Letting go (handing over the power)
Mar. 6th, 2007   2:41pm

This is a question that every parent of a child with a chronic illness has at some point.  I think it’s not so much about you "letting go" as your child "taking charge." It’s hard to imagine at 10 that she’ll ever have to manage CAH on her own, but the day will come when you have to let her go off to college, take a semester abroad, get married, etc. At that point she’ll need all the "tools" you’ve given her during these early years.

With increasing age and maturity, kids with CAH should be given more details about their disorder.  What is it? What medications do they take, how much, and when?  What should they do if they ever get really hurt or feel really sick? What do they need to tell the teacher, coach, parent, doctor, EMT if mommy/daddy aren’t around?

For my family these things were introduced gradually. Instead of my parents speaking for me during endocrine or pediatrician visits, I began to speak for myself around 7 (of course with mom and dad filling in details).  I was asked to explain CAH if there was ever a "new" doctor scenario (ie: a new dentist, new eyedoctor, etc) and was given the responsibility of partially (in pencil) filling out my school and sports medical forms every year. (it’s good practice to get a set vocabulary down and be able to identify medications and dosage.)

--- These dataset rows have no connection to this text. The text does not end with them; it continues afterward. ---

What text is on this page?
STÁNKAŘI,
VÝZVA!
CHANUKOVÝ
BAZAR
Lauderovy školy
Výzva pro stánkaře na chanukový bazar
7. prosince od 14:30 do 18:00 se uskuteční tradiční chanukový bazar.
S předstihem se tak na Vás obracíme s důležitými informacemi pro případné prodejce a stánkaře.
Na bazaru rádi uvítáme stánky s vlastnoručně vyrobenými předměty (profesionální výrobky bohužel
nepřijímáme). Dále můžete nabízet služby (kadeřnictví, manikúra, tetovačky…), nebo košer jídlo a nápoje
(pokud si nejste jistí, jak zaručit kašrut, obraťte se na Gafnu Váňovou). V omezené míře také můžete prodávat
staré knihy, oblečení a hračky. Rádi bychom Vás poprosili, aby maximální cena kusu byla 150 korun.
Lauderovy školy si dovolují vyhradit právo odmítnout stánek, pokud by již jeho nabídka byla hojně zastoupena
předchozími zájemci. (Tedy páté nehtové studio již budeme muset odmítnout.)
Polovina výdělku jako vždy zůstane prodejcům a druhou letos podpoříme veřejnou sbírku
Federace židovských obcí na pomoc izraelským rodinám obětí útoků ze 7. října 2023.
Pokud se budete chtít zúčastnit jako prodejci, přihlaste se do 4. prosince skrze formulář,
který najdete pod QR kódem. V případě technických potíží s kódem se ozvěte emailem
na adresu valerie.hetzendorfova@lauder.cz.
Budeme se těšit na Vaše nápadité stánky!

Personally, I don’t think CAH should stop any child from doing anything.  Do you think it would be easier for you to let go if you knew your daughter was able to handle some of the responsibility herself?  Of course at this age it’s important to always have an adult around that you can trust, but you should also be confident that your daughter can speak for herself and articulate her needs if she ever does break her leg during an away-game or start to feel sick during a sleep-over.  Sure you still need to be picky about what houses are okay for sleep-overs and who should be in charge of her care when you’re not there (as any parent should be). She also needs to learn that with increasing freedom comes increased responsibility.  If she wants to do more (as she gets older and enters middle school and high school) she has to demonstrate that she’s responsible and can take care of herself.  This means she doesn’t forget to take her medicine, always carries her injection kit (or makes sure her coach has it), etc.

Reading over this it does sound a little daunting, but rest assured it’s really not that bad.